No… I could perhaps tell Surya this, but not Akminchaer… “Um… when I am nervous I tend to vomit… at one point my throat felt burned most of the time.”
“How much?”

“It varies, with stress.  I’ve lost three meals this eight day… three years ago… a number of meals every eight day. Last year, once or twice in the year.”
“Ah.  So it is entirely stress?  Let me give you remedies for that.  And perhaps some digestive ones.”
“Oh.  Thank you.  Should I worry?”
“No, no. You would have another source of stress.  You seem to be making up the nutrition you’ve lost… else you would be overly slender.  Do you weigh yourself?”
“Um.” I hadn’t thought of it.  “No.”
“Let us do that.  Use my scale here… I shall record your weight and we will keep track for a while to reassure you.”
He had a scale with marble weights.  As he placed his weights, I watched the pointer move to the centre… “There.  See?  A good weight for a young man of your height with some muscle.  Nothing to worry over.”  I stepped off the pad of his scale and he chose a brown bottle and used the pipette to pick and choose from his remedy box.
“I am going to be going into a very stressful time the next few moons.”  That is a bit of an understatement.
“Ah, I shall add…” and he did.  But of course… as Haian… he didn’t understand what I wanted.
I’d go to my grandfather and ask for a list of minimums I had to consume.  That way I would not short myself with ridiculous, hurtful emotions.  Perhaps he could recommend things that would not hurt me coming back up, since I knew I would lose them.  When I won the throne, I’d have to get some kind of healer who I could tell all of this shen.
My stomach rumbled and I considered.  Was I hungry just because I had emptied my gut?  Or because I should eat?  Or just because I needed the food?  Who knew.  Perhaps a small dish of iced milk or iced kaffir would help settle the situation.

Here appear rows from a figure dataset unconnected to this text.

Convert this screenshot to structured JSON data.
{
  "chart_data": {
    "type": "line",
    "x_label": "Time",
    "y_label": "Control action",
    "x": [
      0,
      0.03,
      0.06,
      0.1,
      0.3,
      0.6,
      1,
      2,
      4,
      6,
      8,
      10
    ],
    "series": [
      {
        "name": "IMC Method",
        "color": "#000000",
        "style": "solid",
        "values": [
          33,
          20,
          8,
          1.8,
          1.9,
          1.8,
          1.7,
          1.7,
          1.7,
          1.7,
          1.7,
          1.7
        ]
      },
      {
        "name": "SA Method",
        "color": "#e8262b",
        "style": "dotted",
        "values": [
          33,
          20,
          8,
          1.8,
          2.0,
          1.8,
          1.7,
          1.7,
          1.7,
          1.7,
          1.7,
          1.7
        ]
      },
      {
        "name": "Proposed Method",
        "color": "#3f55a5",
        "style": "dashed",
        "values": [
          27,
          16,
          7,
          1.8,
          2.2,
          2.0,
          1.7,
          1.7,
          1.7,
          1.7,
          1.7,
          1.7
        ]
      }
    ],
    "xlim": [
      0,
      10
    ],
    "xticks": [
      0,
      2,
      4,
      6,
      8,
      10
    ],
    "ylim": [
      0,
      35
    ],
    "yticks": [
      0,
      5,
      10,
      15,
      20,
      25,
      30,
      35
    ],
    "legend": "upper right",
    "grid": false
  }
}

And I had a relative in chains… that I needed to speak to. Second Amitzas was still captive.

I went down to the Mahid quarters.  The room assigned to my mother -- its door was open the requisite angle.  Mahid are not used to privacy.  It is one of the maxims.  There were women clustered in the training hall.  I heard the murmur of voices and a slow, halting recitation.  “The… loy…al… loyal men and wo…men… u n d er… under…” I peeked in to the hall and saw Joras attending on a group of readers.  They looked up and then my mother bent her head back to her book where they had apparently been learning to read.
Joras made to get up and I shook my head at him. He nodded and settled back down to continue his little reading class.  I withdrew.  I knew where 2nd Amitzas lay in the dungeons as truly as if I were a magnetic needle and his bound body a lodestone.  I didn’t want to.  I didn’t. But I knew where he was.